Unless you are an "audiophile" who imagines he can hear the difference there's no benefit to having a dedicated sound card. 3D sound and other special effects are now handled using vendor-independent APIs such as XACT and OpenAL; you no longer need a particular brand of sound card to hear the game as intended.
Delixe: Dedicated soundcards also offer other benefits such as offloading audio processing from the CPU
Note that this only applies to DirectSound and DirectSound 3D up until XP (Vista onwards have no acceleration) or third-party APIs such as OpenAL; games using Microsoft's new XACT API have no acceleration.
Either way, the performance impact of sound processing on a Core 2 Duo-level CPU or better is laughable at best. This won't change in the future either; CPU power has increased exponentially over the years but sound demands won't go far beyond the current maximum of 192 kHz and 7.1 surround.
Navagon: There's also the issue of compatibility. Just because Realtek is a major name in on board sound doesn't mean that it's well supported by games.
Compatibility is going to be based on Realtek or nothing at all; it's been years since Creative was even remotely relevant in this regard.

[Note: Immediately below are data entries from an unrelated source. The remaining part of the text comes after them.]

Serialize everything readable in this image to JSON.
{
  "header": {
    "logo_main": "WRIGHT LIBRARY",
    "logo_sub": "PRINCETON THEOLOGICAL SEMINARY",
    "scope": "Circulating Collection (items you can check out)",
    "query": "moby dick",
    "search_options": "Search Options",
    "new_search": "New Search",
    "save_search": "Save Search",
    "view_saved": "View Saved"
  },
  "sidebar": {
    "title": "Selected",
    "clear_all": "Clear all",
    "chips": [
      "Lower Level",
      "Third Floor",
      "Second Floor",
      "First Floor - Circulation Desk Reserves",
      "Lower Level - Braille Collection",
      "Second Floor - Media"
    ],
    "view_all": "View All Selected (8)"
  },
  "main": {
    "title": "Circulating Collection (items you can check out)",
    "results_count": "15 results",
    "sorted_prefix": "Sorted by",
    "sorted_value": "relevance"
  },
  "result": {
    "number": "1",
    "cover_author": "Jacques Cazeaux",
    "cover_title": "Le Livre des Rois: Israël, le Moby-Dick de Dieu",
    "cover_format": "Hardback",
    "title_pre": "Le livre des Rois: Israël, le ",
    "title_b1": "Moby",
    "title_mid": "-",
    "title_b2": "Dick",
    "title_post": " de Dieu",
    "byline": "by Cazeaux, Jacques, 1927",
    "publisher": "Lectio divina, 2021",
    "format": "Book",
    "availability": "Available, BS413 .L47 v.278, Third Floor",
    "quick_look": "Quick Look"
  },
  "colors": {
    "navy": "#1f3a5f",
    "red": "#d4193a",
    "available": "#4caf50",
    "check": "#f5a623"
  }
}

The proof is in the pudding: every game works on Realtek. Each and every one, from the ancient bleeping and blooping of Windows 3.x to the latest and greatest 2010 releases with 7.1 surround. Some rubbish console ports with no QA have problems with higher frequencies (resulting in some sounds being silent or garbled, or the game not even launching at all) which can be rectified by reducing the output to 48 kHz for that game; Realtek's drivers default to 48 kHz, so this problem will only be experienced by those who have deliberately raised the output frequency.